EL SUEÑO  

Desperté con un extraño cosquilleo en el cuerpo, como si las leyes del mundo conocido se estuvieran desmoronando lentamente a mi alrededor. Abrí los ojos y, en lugar del techo de mi habitación, lo que vi era una pantalla gigante. No era una pantalla común, sino una que reflejaba mi vida entera, como si estuviera siendo proyectada en el centro de un cine vacío.

Me senté en lo que parecía una butaca confortable, aunque no recordaba haberme movido para sentarme allí. La pantalla, tan grande que abarcaba toda mi visión, comenzó a mostrar imágenes de mi infancia. Vi mi primer día de escuela, el primer perro que tuve, mi primer beso. Todo parecía tan real, tan vívido, que podía sentir la nostalgia de esos momentos, como si estuviera reviviéndolos.

De repente, la proyección cambió. Ya no eran recuerdos de la niñez, sino de mi vida adulta: las decisiones que había tomado, las personas que había conocido. Cada elección que había hecho parecía estar en la pantalla como si de alguna forma alguien la hubiera editado para mí. Podía ver las veces que me equivoqué, pero también los momentos de alegría pura, como aquel atardecer en la playa con mis amigos o el día en que por fin conseguí el trabajo que siempre quise.

La pantalla comenzó a mostrarme no solo los eventos de mi vida, sino los momentos internos que nunca había compartido con nadie: las inseguridades, las dudas, los miedos. Vi las veces que me había sentido solo, las veces que me había cuestionado si realmente estaba viviendo mi vida de la manera correcta. Era como si estuviera frente a un espejo que no solo reflejaba lo que había hecho, sino lo que había sentido.

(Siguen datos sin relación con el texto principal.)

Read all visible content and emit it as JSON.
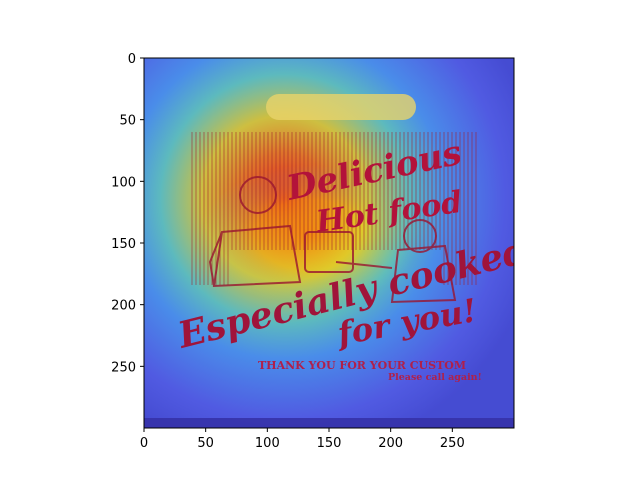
{
  "image": {
    "texts": {
      "headline_1": "Delicious",
      "headline_2": "Hot food",
      "slogan_1": "Especially cooked",
      "slogan_2": "for you!",
      "thanks": "THANK YOU FOR YOUR CUSTOM",
      "call": "Please call again!"
    },
    "colors": {
      "overlay_cool": "#3b45e6",
      "overlay_warm": "#ff2a00",
      "print": "#b3123a"
    }
  },
  "axes": {
    "x_ticks": [
      "0",
      "50",
      "100",
      "150",
      "200",
      "250"
    ],
    "y_ticks": [
      "0",
      "50",
      "100",
      "150",
      "200",
      "250"
    ],
    "xlim": [
      0,
      300
    ],
    "ylim": [
      300,
      0
    ]
  }
}
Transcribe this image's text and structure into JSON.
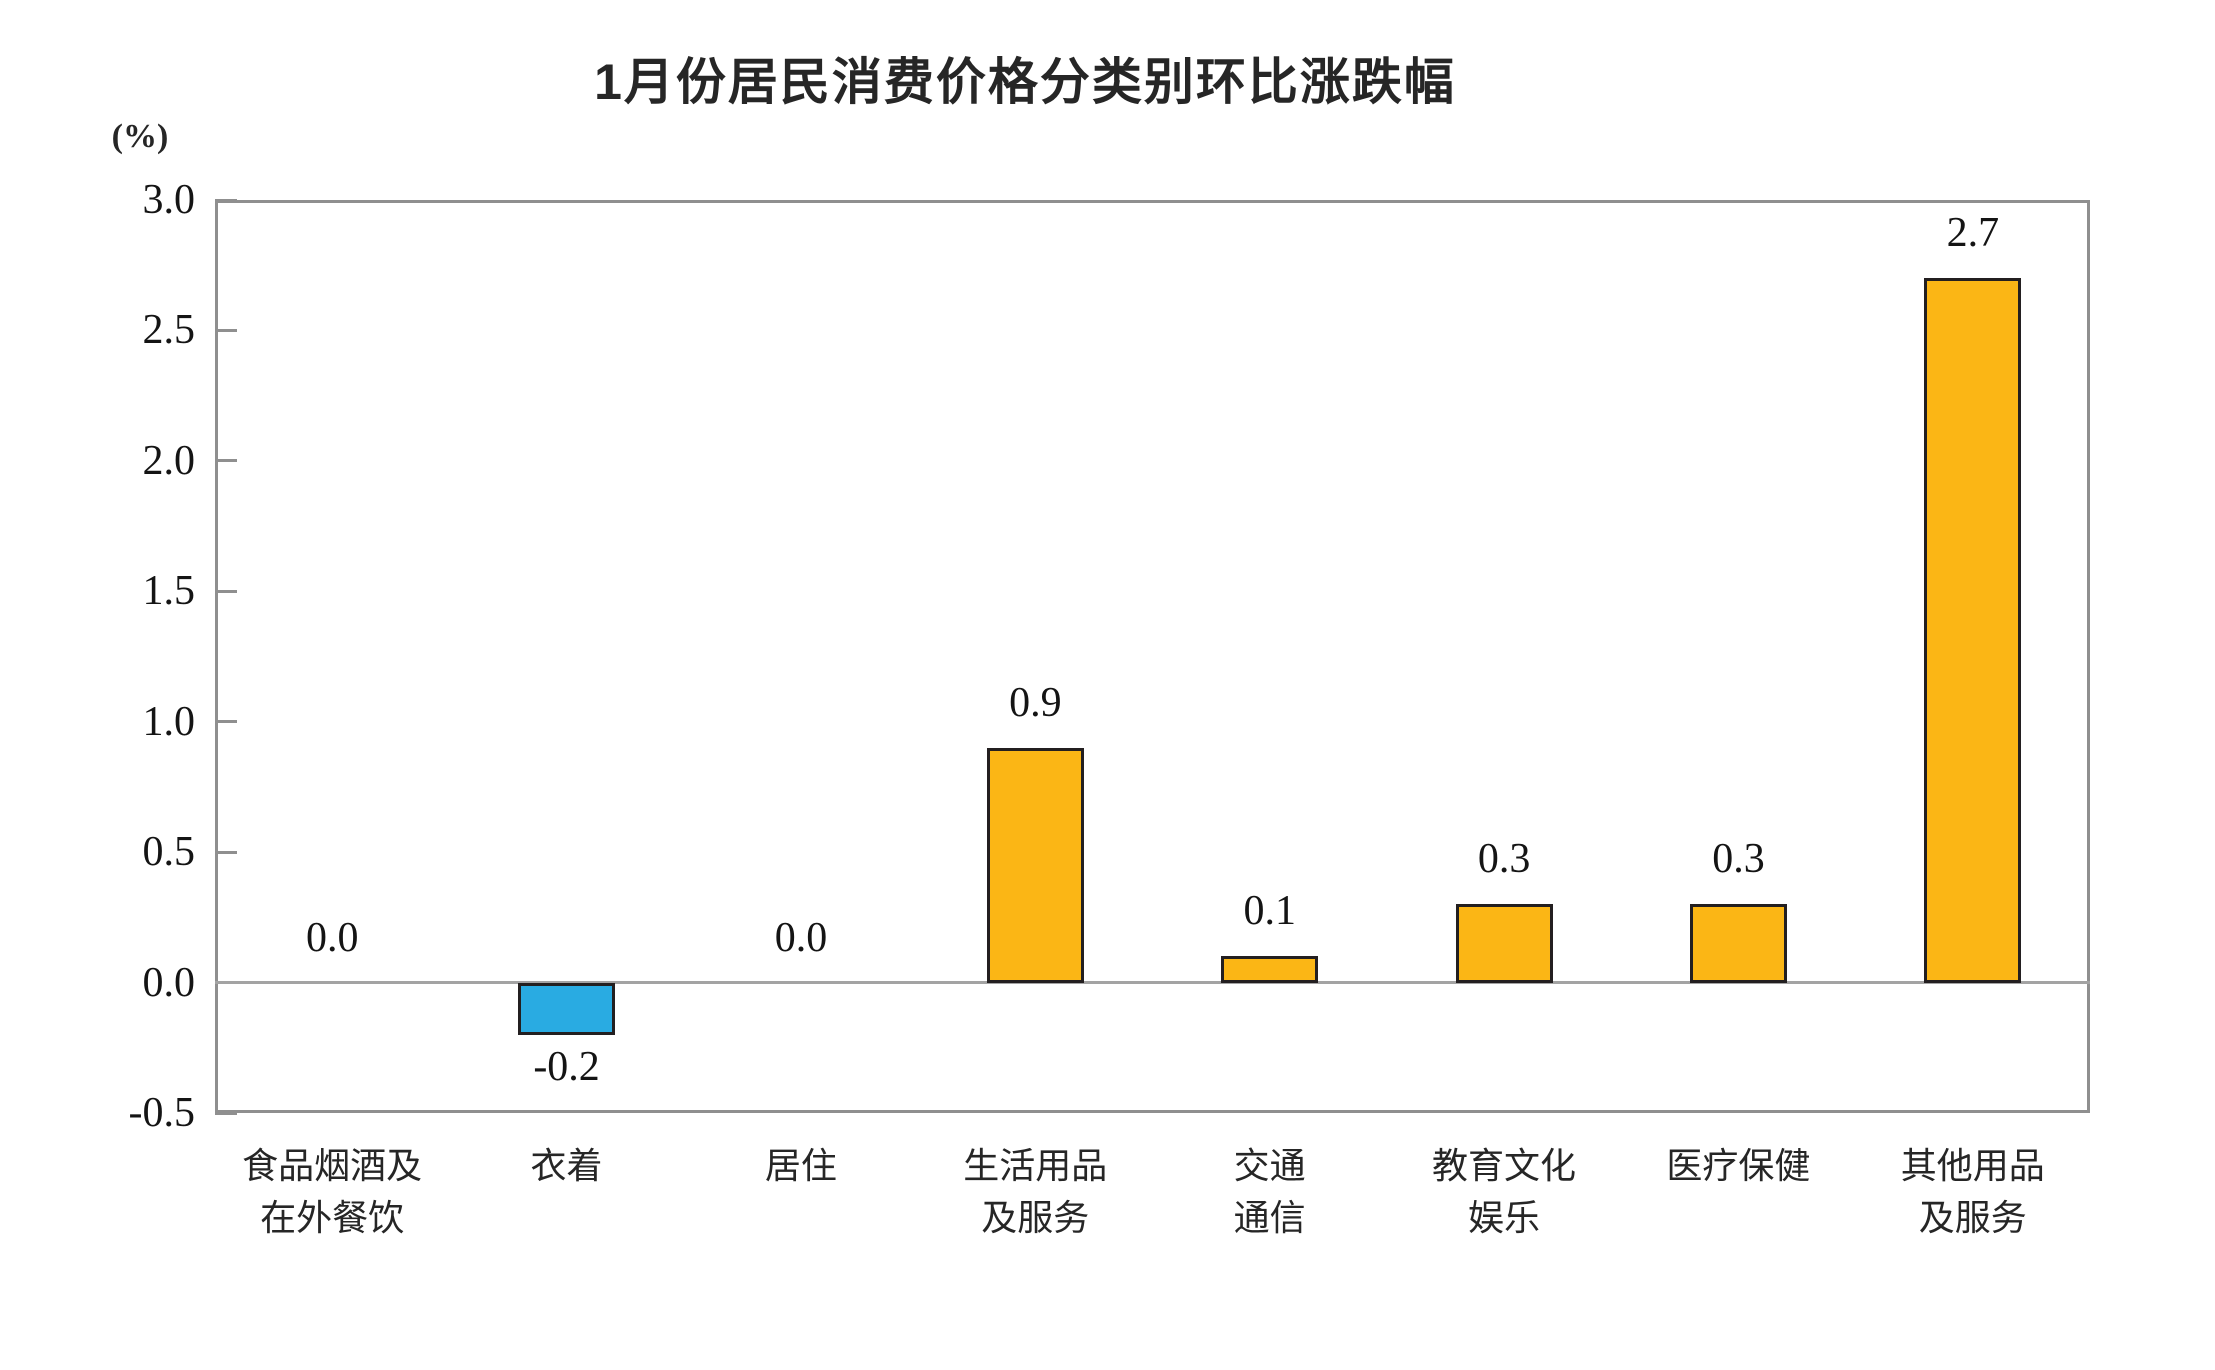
{
  "chart_data": {
    "type": "bar",
    "title": "1月份居民消费价格分类别环比涨跌幅",
    "unit_label": "(%)",
    "categories": [
      [
        "食品烟酒及",
        "在外餐饮"
      ],
      [
        "衣着"
      ],
      [
        "居住"
      ],
      [
        "生活用品",
        "及服务"
      ],
      [
        "交通",
        "通信"
      ],
      [
        "教育文化",
        "娱乐"
      ],
      [
        "医疗保健"
      ],
      [
        "其他用品",
        "及服务"
      ]
    ],
    "values": [
      0.0,
      -0.2,
      0.0,
      0.9,
      0.1,
      0.3,
      0.3,
      2.7
    ],
    "value_labels": [
      "0.0",
      "-0.2",
      "0.0",
      "0.9",
      "0.1",
      "0.3",
      "0.3",
      "2.7"
    ],
    "ylim": [
      -0.5,
      3.0
    ],
    "yticks": [
      3.0,
      2.5,
      2.0,
      1.5,
      1.0,
      0.5,
      0.0,
      -0.5
    ],
    "ytick_labels": [
      "3.0",
      "2.5",
      "2.0",
      "1.5",
      "1.0",
      "0.5",
      "0.0",
      "-0.5"
    ],
    "grid": false,
    "legend": "none",
    "colors": {
      "positive_bar": "#FBB615",
      "negative_bar": "#29ABE2",
      "bar_border": "#231F20",
      "axis": "#8F8F8F",
      "text": "#141414"
    }
  }
}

Fue entonces cuando algo extraño ocurrió. La pantalla empezó a avanzar rápidamente, mostrándome momentos futuros. Pude ver los días que vendrían, los viajes que aún no había hecho, las personas que conocería y las que perdería. La imagen de mi vida futura me llenó de incertidumbre, pero también de una extraña sensación de tranquilidad. Aunque no todo estaría bajo mi control, había algo reconfortante en saber que el camino ya estaba escrito, aunque no pudiera verlo por completo.

En ese instante, la pantalla se apagó abruptamente y, por un segundo, todo se sumió en la oscuridad. El silencio fue absoluto, pero pronto una voz resonó en mi mente: "¿Qué harás con todo lo que has visto?"

La pregunta me dejó perplejo. No sabía qué responder. Había sido testigo de mi vida entera, en sus más grandes alegrías y sus más profundas miserias, y ahora, con todo ese conocimiento, no sabía cómo seguir adelante. La vida no estaba predestinada; era el resultado de las decisiones que tomaba, y al ver el panorama completo, todo parecía aún más incierto.

De repente, la pantalla volvió a encenderse, esta vez mostrándome una sola escena: yo, de pie, mirando el horizonte. A mi alrededor, las huellas de todo lo vivido, de lo que aún quedaba por venir. Y entendí que la película no era el final. Era solo un recordatorio de que, al final, mi vida no era un guion predeterminado. Era una historia que yo aún tenía que escribir.

Con esa revelación, me desperté, o al menos eso pensé. Abrí los ojos y, de nuevo, vi el techo de mi habitación. Pero algo había cambiado. El aire parecía más fresco, la luz del sol que entraba por la ventana más brillante. Miré mi reloj: un día nuevo comenzaba. Y, aunque no sabía cómo sería, sentí que tenía el poder de escribir mi propio guion.